In attack scenario 4.1.1, when the attacker manages to copy only partial information to an emulator card and presents that to a reader, the reader will, by using the algorithm mentioned above, determine which of the authentication data blocks to read out. If the attacker chose the wrong combination of time and location to make the attack (he won’t be able to know what the right combination is) the reader will ask for an authentication data block that is not on the (fraudulent) card. Based on that the reader – even off line readers – can immediately determine that a fraudulent card is presented and take the same actions taken as when a hotlisted card is presented.
Using 10 data blocks, there is a 90% chance that the reader will try to read a block that does not hold the right data. Taking more blocks will result in a higher chance.
Chances to predict the intervals when the block will be reused that the attacker had harvested earlier will get reduced when each day another random permutation of the daily order of those 10 blocks will be used before this is even diversified by UID and location.

Infrequent access of partial authentication data
The attacker eavesdrops the communication. To make it harder for an attacker to copy the entire card, the application can be set to only occasionally access part of the authentication, for example only once a week and then even at different times. That will make it very hard for an attacker to eavesdrop the communication at the right time to read the content of that block and copy it to an emulator card.
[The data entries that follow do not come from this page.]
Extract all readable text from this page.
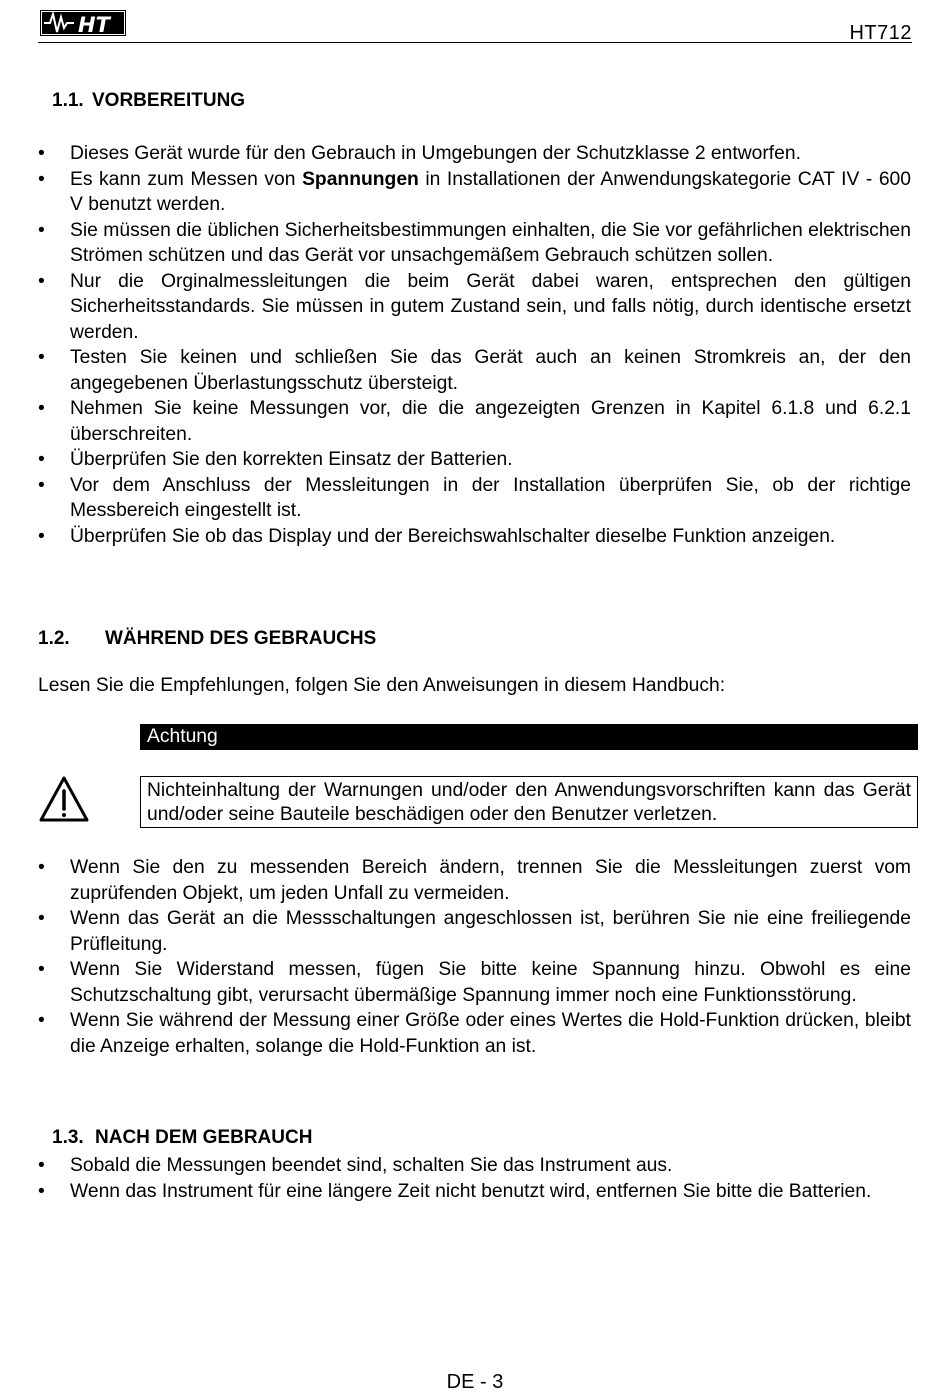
HT	HT712
1.1. VORBEREITUNG
• Dieses Gerät wurde für den Gebrauch in Umgebungen der Schutzklasse 2 entworfen.
• Es kann zum Messen von Spannungen in Installationen der Anwendungskategorie CAT IV - 600 V benutzt werden.
• Sie müssen die üblichen Sicherheitsbestimmungen einhalten, die Sie vor gefährlichen elektrischen Strömen schützen und das Gerät vor unsachgemäßem Gebrauch schützen sollen.
• Nur die Orginalmessleitungen die beim Gerät dabei waren, entsprechen den gültigen Sicherheitsstandards. Sie müssen in gutem Zustand sein, und falls nötig, durch identische ersetzt werden.
• Testen Sie keinen und schließen Sie das Gerät auch an keinen Stromkreis an, der den angegebenen Überlastungsschutz übersteigt.
• Nehmen Sie keine Messungen vor, die die angezeigten Grenzen in Kapitel 6.1.8 und 6.2.1 überschreiten.
• Überprüfen Sie den korrekten Einsatz der Batterien.
• Vor dem Anschluss der Messleitungen in der Installation überprüfen Sie, ob der richtige Messbereich eingestellt ist.
• Überprüfen Sie ob das Display und der Bereichswahlschalter dieselbe Funktion anzeigen.
1.2. WÄHREND DES GEBRAUCHS
Lesen Sie die Empfehlungen, folgen Sie den Anweisungen in diesem Handbuch:
Achtung
Nichteinhaltung der Warnungen und/oder den Anwendungsvorschriften kann das Gerät und/oder seine Bauteile beschädigen oder den Benutzer verletzen.
• Wenn Sie den zu messenden Bereich ändern, trennen Sie die Messleitungen zuerst vom zuprüfenden Objekt, um jeden Unfall zu vermeiden.
• Wenn das Gerät an die Messschaltungen angeschlossen ist, berühren Sie nie eine freiliegende Prüfleitung.
• Wenn Sie Widerstand messen, fügen Sie bitte keine Spannung hinzu. Obwohl es eine Schutzschaltung gibt, verursacht übermäßige Spannung immer noch eine Funktionsstörung.
• Wenn Sie während der Messung einer Größe oder eines Wertes die Hold-Funktion drücken, bleibt die Anzeige erhalten, solange die Hold-Funktion an ist.
1.3. NACH DEM GEBRAUCH
• Sobald die Messungen beendet sind, schalten Sie das Instrument aus.
• Wenn das Instrument für eine längere Zeit nicht benutzt wird, entfernen Sie bitte die Batterien.
DE - 3
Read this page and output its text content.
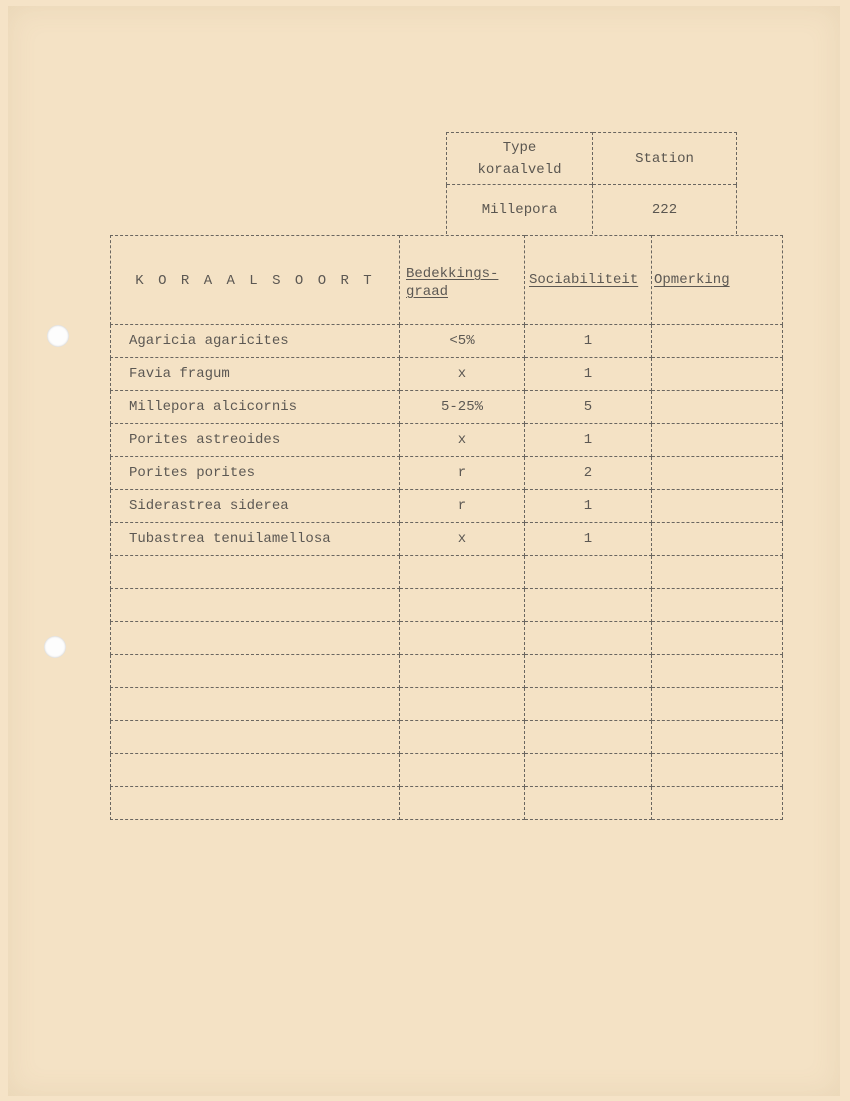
Type
koraalveld	Station
Millepora	222
K O R A A L S O O R T	Bedekkings-graad	Sociabiliteit	Opmerking
Agaricia agaricites	<5%	1	
Favia fragum	x	1	
Millepora alcicornis	5-25%	5	
Porites astreoides	x	1	
Porites porites	r	2	
Siderastrea siderea	r	1	
Tubastrea tenuilamellosa	x	1	
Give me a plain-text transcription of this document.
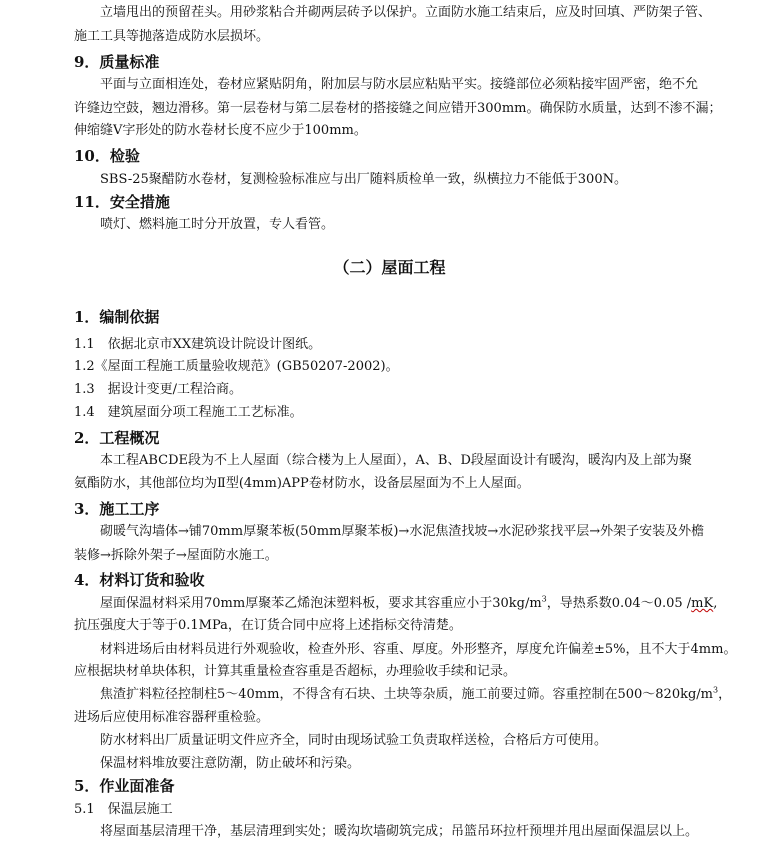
立墙甩出的预留茬头。用砂浆粘合并砌两层砖予以保护。立面防水施工结束后，应及时回填、严防架子管、
施工工具等抛落造成防水层损坏。
9．质量标准
平面与立面相连处，卷材应紧贴阴角，附加层与防水层应粘贴平实。接缝部位必须粘接牢固严密，绝不允
许缝边空鼓，翘边滑移。第一层卷材与第二层卷材的搭接缝之间应错开300mm。确保防水质量，达到不渗不漏；
伸缩缝V字形处的防水卷材长度不应少于100mm。
10．检验
SBS-25聚醋防水卷材，复测检验标准应与出厂随料质检单一致，纵横拉力不能低于300N。
11．安全措施
喷灯、燃料施工时分开放置，专人看管。
（二）屋面工程
1．编制依据
1.1　依据北京市XX建筑设计院设计图纸。
1.2《屋面工程施工质量验收规范》(GB50207-2002)。
1.3　据设计变更/工程洽商。
1.4　建筑屋面分项工程施工工艺标准。
2．工程概况
本工程ABCDE段为不上人屋面（综合楼为上人屋面），A、B、D段屋面设计有暖沟，暖沟内及上部为聚
氨酯防水，其他部位均为Ⅱ型(4mm)APP卷材防水，设备层屋面为不上人屋面。
3．施工工序
砌暖气沟墙体→铺70mm厚聚苯板(50mm厚聚苯板)→水泥焦渣找坡→水泥砂浆找平层→外架子安装及外檐
装修→拆除外架子→屋面防水施工。
4．材料订货和验收
屋面保温材料采用70mm厚聚苯乙烯泡沫塑料板，要求其容重应小于$30kg/m^3$，导热系数0.04～0.05 /mK,
抗压强度大于等于0.1MPa，在订货合同中应将上述指标交待清楚。
材料进场后由材料员进行外观验收，检查外形、容重、厚度。外形整齐，厚度允许偏差±5%，且不大于4mm。
应根据块材单块体积，计算其重量检查容重是否超标，办理验收手续和记录。
焦渣扩料粒径控制柱5～40mm，不得含有石块、土块等杂质，施工前要过筛。容重控制在$500\sim 820kg/m^3$，
进场后应使用标准容器秤重检验。
防水材料出厂质量证明文件应齐全，同时由现场试验工负责取样送检，合格后方可使用。
保温材料堆放要注意防潮，防止破坏和污染。
5．作业面准备
5.1　保温层施工
将屋面基层清理干净，基层清理到实处；暖沟坎墙砌筑完成；吊篮吊环拉杆预埋并甩出屋面保温层以上。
Provision to check if card is genuine
This provision can be used in the back office of the application, where attacks are unlikely. Keys of sectors that are never accessed by a reader cannot be retrieved (depending on the type of card, see Table 2).

The application can put partial authentication in sectors that will not be used in the “public” part of the infrastructure. A card can be taken for verification to a reader in the secure part of the infrastructure.